Rama (Uwais) is a rookie cop with a baby on the way and a spot on a SWAT raid on a highrise to hell — a 30-floor slum overseen by crime boss Tama (Ray Sahetapy), who rents to the city’s most violent criminals and, it seems, hands out a free machete with every lease.
As the well-armed team silently swoops in with zip ties, garrotes and duct tape, they offer only the right to habeas corpse-us. But with tactical might comes overconfidence and a lack of vigilance. When a runner spots the team, the plan spirals sideways, and from his control room, Tama issues a mandate: Anyone who kills a cop can live rent-free in perpetuity, adding, “And please, enjoy yourselves.”
Floor after floor, Tama’s well-armed cockroaches spill forth and reduce the ranks of the SWAT team down to a handful — including Rama, team leader Jaka (Joe Taslim) and suspiciously tight-lipped Lt. Wahyu (Pierre Gruno). With such aggressive violence, “The Raid: Redemption” addresses the problem of most martial-arts lackeys who get kicked once, then remain prostrate. Here, they get back up until Rama, Jaka and Wahyu put them down permanently.
But these machete-wielding loons are nothing next to Tama’s right-hand combo of brains and brawn. The aforementioned Mad Dog is a doctor of pain who takes victims’ pulses in the most violent ways possible; “pulling a trigger,” he says, “is like ordering takeout.” Cut from the same cloth as Karl from “Die Hard,” Mad Dog seems supernaturally unstoppable and a three-man battle royale featuring him becomes a slugfest for the ages.
“The Raid: Redemption” never lets up until its closing credits, which would seem to amuse with credits like “Hole Drop Attacker #7” and “Drug Lab’s Guard #21.” But as the nameless bad guys accumulate, it’s just a reminder of the unmatched adrenaline rush “The Raid: Redemption” provides. A sequel in two years? Um, could it be here in two months?
The film arrives on an unrated Blu-ray with a digital copy. Save a few undetectably added blood spurts, isn’t appreciably different from the theatrical R-rated cut.
The disc also offers the option of the original Indonesian / Bahasa DTS-HD Master Audio or English-dubbed audio, as well as the choice of its original music score or one from Mike Shinoda (of Linkin Park) and Joseph Trapanese (“Tron: Legacy”). (The Indonesian / Shinoda & Trapenese combo, with subtitles, mirrors the film's U.S. theatrical presentation.)
Visually, this transfer lacks crisp definition — flattening many of the images with a silver/purple tint. On the audio side, bullets from the initial firefight thunder and zing around the room (complete with one shotgun blast that will test the extremities of any subwoofer). Once the ammo runs out, the dynamics die down, with low-end whomps reserved for the most destructive body blows.

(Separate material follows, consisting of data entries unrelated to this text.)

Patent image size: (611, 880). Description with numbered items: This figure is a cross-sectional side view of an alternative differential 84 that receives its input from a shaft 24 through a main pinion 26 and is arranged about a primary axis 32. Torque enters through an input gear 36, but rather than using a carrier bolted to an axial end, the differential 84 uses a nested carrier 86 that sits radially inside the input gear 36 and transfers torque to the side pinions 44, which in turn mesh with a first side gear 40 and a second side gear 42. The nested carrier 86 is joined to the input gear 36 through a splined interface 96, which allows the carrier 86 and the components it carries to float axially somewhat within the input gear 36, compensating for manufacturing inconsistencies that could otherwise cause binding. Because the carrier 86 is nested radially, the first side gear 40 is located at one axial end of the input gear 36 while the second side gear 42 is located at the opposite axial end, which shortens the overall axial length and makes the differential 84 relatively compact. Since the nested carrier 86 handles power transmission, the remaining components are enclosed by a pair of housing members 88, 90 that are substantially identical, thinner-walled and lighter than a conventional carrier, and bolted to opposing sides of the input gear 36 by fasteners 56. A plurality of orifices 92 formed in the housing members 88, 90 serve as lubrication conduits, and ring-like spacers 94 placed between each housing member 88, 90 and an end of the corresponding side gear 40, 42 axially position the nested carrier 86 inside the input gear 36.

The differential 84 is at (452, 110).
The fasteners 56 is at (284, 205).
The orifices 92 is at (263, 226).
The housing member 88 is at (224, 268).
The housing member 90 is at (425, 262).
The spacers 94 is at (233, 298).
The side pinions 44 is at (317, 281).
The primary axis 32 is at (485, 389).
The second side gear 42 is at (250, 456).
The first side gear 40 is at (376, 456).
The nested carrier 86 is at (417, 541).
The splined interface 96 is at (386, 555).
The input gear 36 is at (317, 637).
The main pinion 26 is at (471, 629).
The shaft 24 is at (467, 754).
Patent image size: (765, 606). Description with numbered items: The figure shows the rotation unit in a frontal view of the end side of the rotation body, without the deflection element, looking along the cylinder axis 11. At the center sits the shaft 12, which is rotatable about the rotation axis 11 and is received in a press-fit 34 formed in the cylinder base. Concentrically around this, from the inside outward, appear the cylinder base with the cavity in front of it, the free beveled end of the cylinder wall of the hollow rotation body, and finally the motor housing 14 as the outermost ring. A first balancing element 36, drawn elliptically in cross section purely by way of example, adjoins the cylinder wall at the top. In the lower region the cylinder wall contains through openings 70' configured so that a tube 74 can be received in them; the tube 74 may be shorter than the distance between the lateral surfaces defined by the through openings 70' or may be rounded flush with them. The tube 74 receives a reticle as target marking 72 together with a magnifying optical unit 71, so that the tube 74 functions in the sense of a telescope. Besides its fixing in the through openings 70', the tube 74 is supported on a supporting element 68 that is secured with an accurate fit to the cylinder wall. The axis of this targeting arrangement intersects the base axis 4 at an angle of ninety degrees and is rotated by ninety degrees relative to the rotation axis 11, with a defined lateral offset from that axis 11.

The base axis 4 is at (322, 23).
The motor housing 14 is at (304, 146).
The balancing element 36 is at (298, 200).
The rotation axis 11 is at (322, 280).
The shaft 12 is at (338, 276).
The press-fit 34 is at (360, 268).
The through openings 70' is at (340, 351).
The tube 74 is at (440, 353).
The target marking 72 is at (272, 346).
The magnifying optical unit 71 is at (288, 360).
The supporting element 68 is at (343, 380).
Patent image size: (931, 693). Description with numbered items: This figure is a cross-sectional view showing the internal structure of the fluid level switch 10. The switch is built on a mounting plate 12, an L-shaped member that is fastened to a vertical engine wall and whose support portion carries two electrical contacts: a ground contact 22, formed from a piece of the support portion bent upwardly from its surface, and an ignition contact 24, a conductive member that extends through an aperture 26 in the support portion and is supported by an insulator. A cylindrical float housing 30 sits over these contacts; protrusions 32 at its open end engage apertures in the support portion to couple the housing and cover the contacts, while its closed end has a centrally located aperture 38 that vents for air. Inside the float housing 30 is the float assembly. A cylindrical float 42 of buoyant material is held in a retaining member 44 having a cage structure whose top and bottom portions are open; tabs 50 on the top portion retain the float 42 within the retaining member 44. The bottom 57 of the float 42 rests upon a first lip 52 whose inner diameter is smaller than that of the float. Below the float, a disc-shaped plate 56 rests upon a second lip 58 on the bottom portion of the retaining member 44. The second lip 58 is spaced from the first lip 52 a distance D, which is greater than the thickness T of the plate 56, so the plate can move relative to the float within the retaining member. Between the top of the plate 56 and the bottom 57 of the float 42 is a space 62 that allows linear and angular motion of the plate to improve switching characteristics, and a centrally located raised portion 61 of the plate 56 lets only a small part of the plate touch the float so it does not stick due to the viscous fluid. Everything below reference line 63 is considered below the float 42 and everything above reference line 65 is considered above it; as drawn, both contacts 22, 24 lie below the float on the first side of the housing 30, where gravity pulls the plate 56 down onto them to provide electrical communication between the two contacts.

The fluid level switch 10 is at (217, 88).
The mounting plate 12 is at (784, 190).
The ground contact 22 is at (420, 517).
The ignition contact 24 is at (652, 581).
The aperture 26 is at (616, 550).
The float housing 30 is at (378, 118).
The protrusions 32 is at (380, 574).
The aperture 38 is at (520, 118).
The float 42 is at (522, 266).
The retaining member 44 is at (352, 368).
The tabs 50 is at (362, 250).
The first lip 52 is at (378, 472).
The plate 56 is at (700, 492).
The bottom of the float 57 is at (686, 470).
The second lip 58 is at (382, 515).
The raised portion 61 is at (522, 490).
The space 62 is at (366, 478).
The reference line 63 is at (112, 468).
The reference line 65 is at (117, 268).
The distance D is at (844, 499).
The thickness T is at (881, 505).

Evans offers a feature-length commentary, and other extras include: several making-of featurettes, including a look at the film’s centerpiece battle; a Q&A with Evans, Shinoda and Trapanese; a music featurette with Shinoda and Trapanese; a scene-specific look at the “hole drop” attack; and two amusing sidebars — a “remake” of the film with Claymation cats and a throwback animated ad for the film.